The sediment of lives, the rich layers the memories and histories of all who came before us on this marshy land make up the bedrock and the soft ground upon which I now stand. Today, I follow an uneven path that leads from gravel road down to where it bends and follows a wooded creek that ushers it deeper into the marsh. The path’s descent takes me past the place where, one spring morning, in an opening among tangled branches with budding leaves, a red-tailed hawk rested on a leafless branch. It’s left eye caught in a slither of warm sunlight filtered through the speckled forest light, the hawk humored me with casual curiosity and attention, unmoving, long enough for me to photograph the feathered head, eyes, and hooked beak staring back at me through my camera lens. I pause to consider if the hawk has given tacit consent to this disruption of our communion. Soundlessly, I take the photo. I ask for grace and forgiveness.

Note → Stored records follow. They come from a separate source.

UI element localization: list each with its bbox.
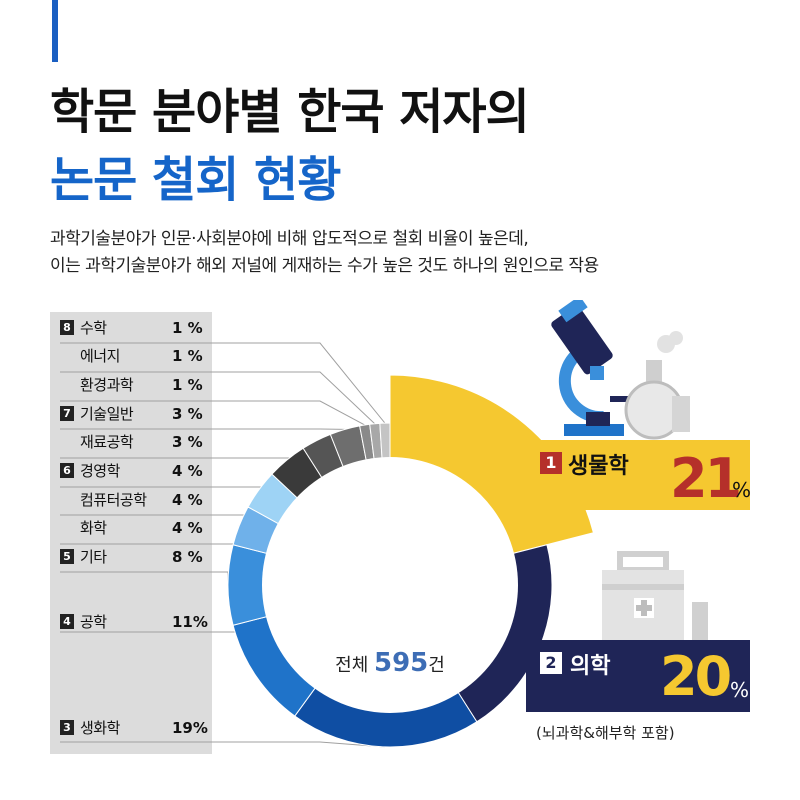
leader-line — [60, 400, 365, 426]
legend-percent: 1 % — [172, 319, 203, 337]
accent-bar — [52, 0, 58, 62]
leader-line — [60, 525, 240, 545]
legend-item: 재료공학 3 % — [60, 429, 210, 455]
rank-badge: 6 — [60, 463, 74, 478]
legend-label: 기타 — [80, 548, 107, 566]
leader-line — [60, 440, 317, 459]
legend-item: 화학 4 % — [60, 515, 210, 541]
legend-item: 에너지 1 % — [60, 343, 210, 369]
leader-line — [60, 371, 376, 425]
legend-item: 환경과학 1 % — [60, 372, 210, 398]
total-prefix: 전체 — [335, 655, 374, 676]
legend-percent: 4 % — [172, 462, 203, 480]
legend-label: 화학 — [80, 519, 107, 537]
legend-item: 컴퓨터공학 4 % — [60, 487, 210, 513]
legend-label: 기술일반 — [80, 405, 134, 423]
legend-label: 수학 — [80, 319, 107, 337]
legend-item: 4 공학 11% — [60, 609, 210, 635]
callout-label: 생물학 — [568, 454, 629, 479]
legend-label: 에너지 — [80, 347, 120, 365]
microscope-icon — [551, 300, 646, 436]
legend-label: 환경과학 — [80, 376, 134, 394]
rank-badge: 7 — [60, 406, 74, 421]
leader-line — [60, 342, 386, 424]
callout-unit: % — [732, 478, 752, 502]
legend-percent: 3 % — [172, 405, 203, 423]
legend-label: 생화학 — [80, 719, 120, 737]
callout-unit: % — [730, 678, 750, 702]
first-aid-kit-icon — [602, 551, 708, 640]
legend-item: 3 생화학 19% — [60, 715, 210, 741]
callout-percent: 21 — [670, 447, 742, 510]
rank-badge: 8 — [60, 320, 74, 335]
leader-line — [60, 631, 257, 677]
leader-line — [60, 741, 385, 748]
legend-percent: 4 % — [172, 491, 203, 509]
donut-hole — [262, 457, 518, 713]
legend-percent: 1 % — [172, 347, 203, 365]
legend-label: 공학 — [80, 613, 107, 631]
legend-item: 6 경영학 4 % — [60, 458, 210, 484]
legend-percent: 11% — [172, 613, 208, 631]
leader-line — [60, 489, 260, 516]
subtitle-line-1: 과학기술분야가 인문·사회분야에 비해 압도적으로 철회 비율이 높은데, — [50, 229, 529, 249]
total-label: 전체 595건 — [300, 648, 480, 678]
title-line-2: 논문 철회 현황 — [50, 152, 341, 208]
legend-item: 8 수학 1 % — [60, 315, 210, 341]
legend-label: 경영학 — [80, 462, 120, 480]
rank-badge: 2 — [540, 652, 562, 674]
callout-medicine: 2 의학 20 % — [526, 640, 750, 712]
rank-badge: 3 — [60, 720, 74, 735]
callout-percent: 20 — [660, 645, 732, 708]
total-value: 595 — [374, 648, 429, 678]
total-suffix: 건 — [428, 655, 445, 676]
leader-line — [60, 460, 288, 488]
subtitle-line-2: 이는 과학기술분야가 해외 저널에 게재하는 수가 높은 것도 하나의 원인으로… — [50, 256, 599, 276]
legend-percent: 1 % — [172, 376, 203, 394]
legend-item: 7 기술일반 3 % — [60, 401, 210, 427]
subtitle: 과학기술분야가 인문·사회분야에 비해 압도적으로 철회 비율이 높은데, 이는… — [50, 226, 599, 280]
rank-badge: 1 — [540, 452, 562, 474]
callout-label: 의학 — [570, 654, 611, 679]
legend-percent: 19% — [172, 719, 208, 737]
legend-panel — [50, 312, 212, 754]
legend-label: 재료공학 — [80, 433, 134, 451]
legend-percent: 4 % — [172, 519, 203, 537]
legend-label: 컴퓨터공학 — [80, 491, 147, 509]
callout-biology: 1 생물학 21 % — [520, 440, 752, 510]
legend-percent: 8 % — [172, 548, 203, 566]
rank-badge: 4 — [60, 614, 74, 629]
legend-item: 5 기타 8 % — [60, 544, 210, 570]
callout-note: (뇌과학&해부학 포함) — [536, 724, 675, 742]
rank-badge: 5 — [60, 549, 74, 564]
flask-icon — [624, 331, 690, 440]
legend-percent: 3 % — [172, 433, 203, 451]
title-line-1: 학문 분야별 한국 저자의 — [50, 84, 530, 140]
leader-line — [60, 571, 229, 585]
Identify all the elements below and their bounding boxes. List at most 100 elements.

What language do we speak by our presence and our being that is larger than what we can speak with pharynx, larynx, tongue and teeth, or uvula dangling at the end of our soft palate? When I am in the presence of oak or cedar, my arms folded around their coarse or shaggy trunk, what is the language of our communion? What language do we speak?
Continuing my walk through the marsh, passing the tree that holds the memory of hawk and me, I imagine and feel the presence of all those carried along this way by boots, shoes, and bare feet—the soles of souls. They settle all around me and the nearby underbrush and trees thick as early morning fog in autumn, neighborly and familiar, they hearten me.